Saturday, July 7, 2012

2012 Clergy Laity

     Last week, I had the pleasure of assisting Catherine Varkas in exhibiting her course, Orthodox Christian Spiritual Formation, at the 2012 Clergy-Laity Congress of the Greek Orthodox Archdiocese of America.

     We enjoyed meeting a number of priests, educators, parents, and representatives of Greek Orthodox churches from around the country. They shared stories of their children and their parishes, relating both the good and the bad that they've seen, and they shared with us in our desire for an approach to teaching the Faith to our young children that truly transmits the beauty and essence of our Faith.
     Our particular approach to transmitting the beauty and essence of Orthodoxy to the young children (3-6 year olds) is based pedagogically on the methodology and observations of Maria Montessori and Sophia Cavaletti, theologically on the teachings of the Fathers of the Orthodox Church, and has been refined over the years by Catherine's dedication to the child and to the Church.
     My task at the congress was to relay who Orthodox Christian Spiritual Formation is, what our curriculum includes, where we're located, etc, of course, over the course of the few days we were there, I began to feel like something of a broken record, as I pretty much recited the same little speech in some fashion to everyone who approached us.
     It went a little something like this:

"We're a teacher education center that provides teacher training for Sunday School, preschool, kindergarten and homeschool teachers. It's a hands on, experienced based approach to teaching the Faith to young children. This curriculum is a three year curriculum for 3-6 year olds that basically groups preschoolers and kindergartners together and works in the context of a once a week Sunday School classroom or daily preschool or homeschool setting. We offer a course at Hellenic College every June. It's 90 hours spread across 10 days, and it teaches how to interact with the young child and how to give every presentation that the 3 year curriculum contains. If there's a demand for it in your parish or metropolis, we can also come to you."

     If the person engaged in a conversation with me, I usually got around to sharing how it's also a catechism for adults because in order to teach the Faith, especially to young, impressionable children who retain everything they hear and see, you have to really know what you're talking about beyond what you're actually saying.
     For example, in my previous post about the boy who wanted to go to the Mystical Supper, if the teacher hadn't understood that the Holy Communion works outside of time and is truly the Mystical Supper, she wouldn't have been able to respond to his statement the way that she did. He wouldn't have come to that realization and understanding that brought him so much joy.
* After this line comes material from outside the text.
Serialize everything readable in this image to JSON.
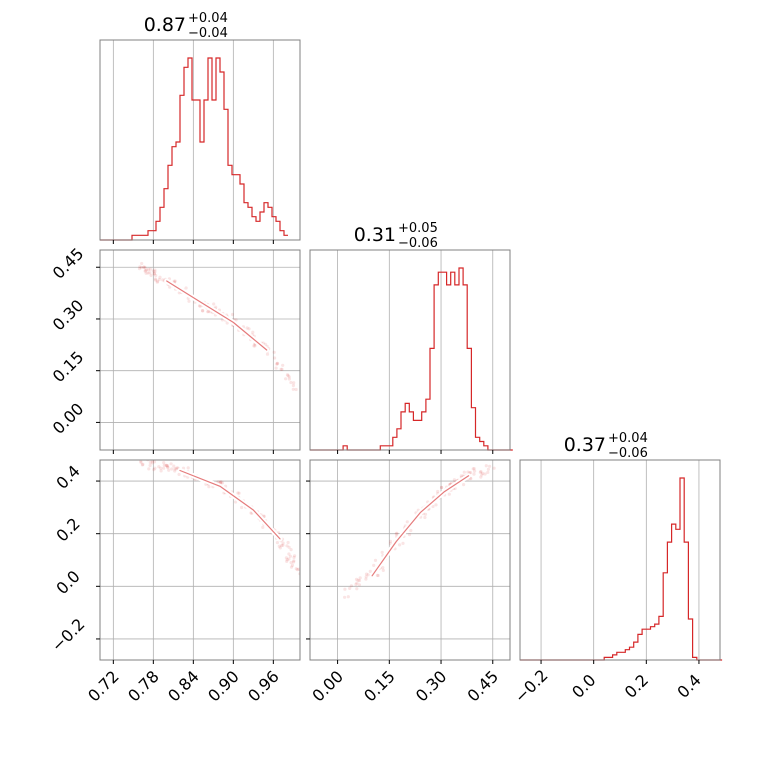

     I also liked to share how when I work with the children, sometimes they end up giving me a much deeper understanding of the Faith than I was trying to give to them.
     And wouldn't you know, it happened at the Congress.

     There was this 3 1/2 year old boy who was just smitten with all of the materials we brought. He came over and at first was a little hesitant, so I told him he could touch what he was looking at. He started kissing the icon figures on the table, and asking about the angel. We chatted a little bit about Pascha before he went over to the model Holy Table.
     I was all set to show him what was there and give him a sort of abbreviated lesson because of course, I was the adult who knew everything, and he was just some 3 1/2 year old kid who didn't know what anything was and was just going to start playing with the materials if I let him be.
    However, he quickly reminded me that I know a whole lot less than I think.

    Before giving me the chance to do much of anything, he turned and raised the Holy Gospel, opened it and read it, and set it upright on the Table. He "lit" the candles, he scooped up his imaginary Prosphoron and placed it in the Holy Chalice, he poured hot water (which we didn't have represented on our model Holy Table) into the Holy Chalice, he mashed the Holy Spoon down into the Holy Chalice (the same way the priests do) and brought everyone Holy Communion, he brought around the Blessing Cross for everyone to kiss, and on and on, motioning every little detail he could remember from the Liturgy (which amounted to much more than I could've remembered), all without saying a single word, before putting it back exactly the way he found it.
     And all the while, he was absolutely sincere and solemn. He wasn't playing a game. He wasn't silly or disrespectful. He was engaging in something, experiencing something that everyone on the outside just couldn't fully see. 
     It was beautiful, and it relayed the intensity of the child's inner life in a way that I could never convey with words.